Adiaspora.com: Depois de ter resolvido o imbróglio com o passaporte, consegue o passaporte como emigrante. Quando é que parte de Portugal?

A.V.: Parti de Portugal no dia 1 ou 2 de Junho de 1952. Ao todo, foram 6 dias de viagem.

Adiaspora.com: Em que barco é que partiu?

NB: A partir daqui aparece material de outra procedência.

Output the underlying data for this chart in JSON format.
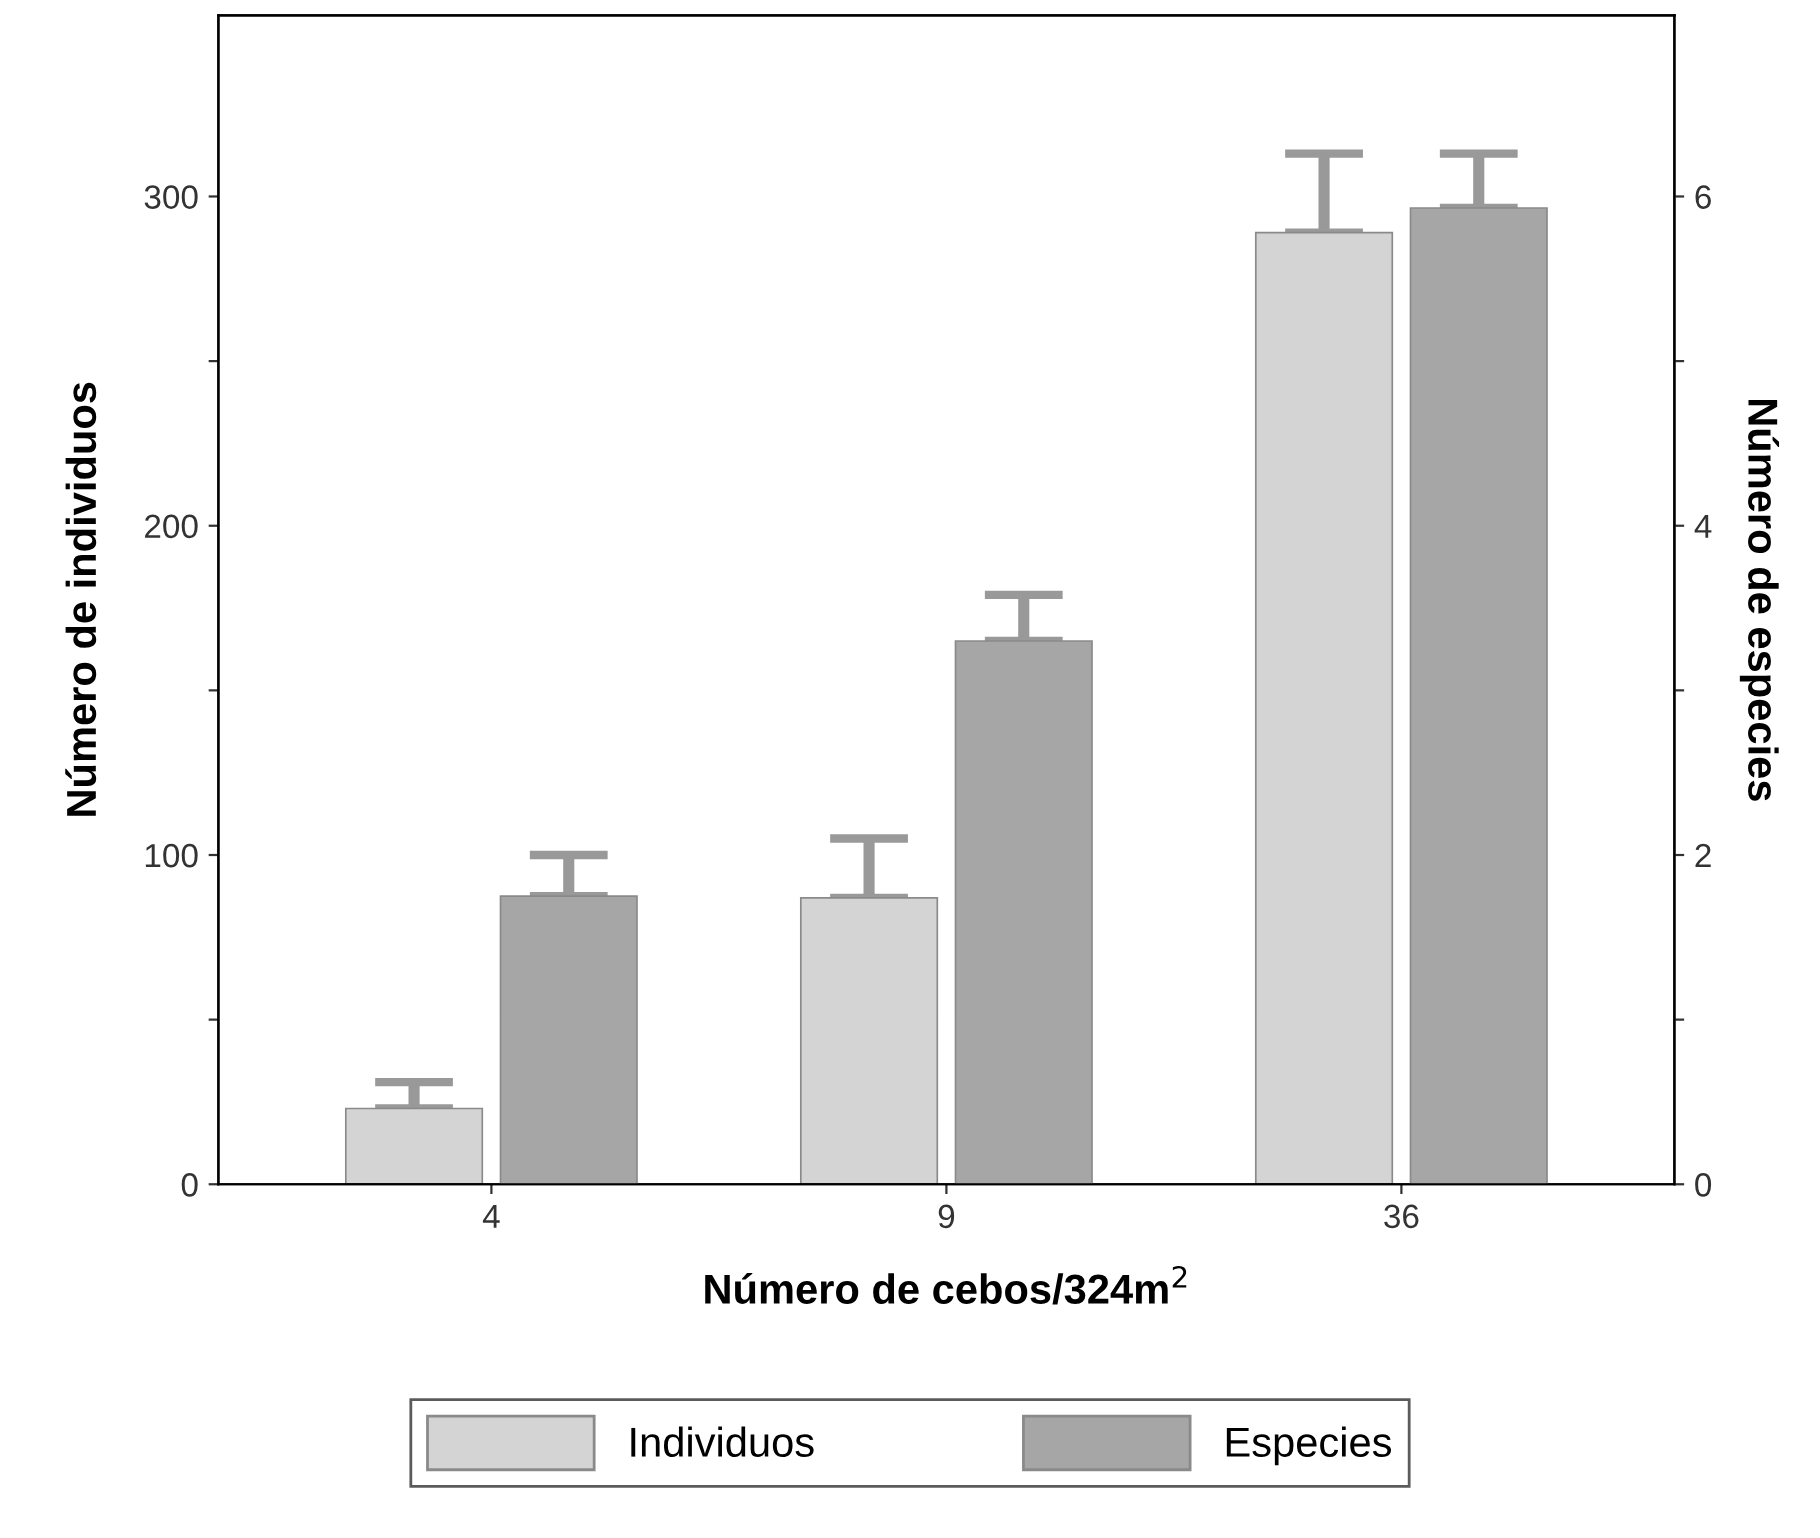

A.V.: No Vulcania. Era um barco italiano, irmão do Saturnia. Nessa viagem eu era o único português a vir para o Canadá. O barco vinha cheio de emigrantes que iam para os Estados Unidos, portugueses que tinham ido de férias a Portugal que vinham de regresso. Desembarquei em Halifax e vinham mais dois portugueses no barco com passaportes de turista. No segundo dia de viagem, o inspector de emigração abeirou-se de mim e disse-me que havia outros dois portugueses que também vinham para o Canadá e que mos apresentaria para fazermos a viagem mais distraídos. Um mês antes, estes já tinham vindo no Saturnia mas ao chegar foram impedidos de desembarcar pela polícia por não terem condições financeiras para entrar no Canadá. Mas eles não desistiram e conseguiram vir no Vulcania um mês depois. Acabaram por ficar. Um deles até foi meu colega de trabalho por bastante tempo. Estive sujeito a ser atirado ao mar por eles na viagem. O inspector levou-me ao bar para me juntar a eles...

Adiaspora.com: Lembra-se dos nomes deles?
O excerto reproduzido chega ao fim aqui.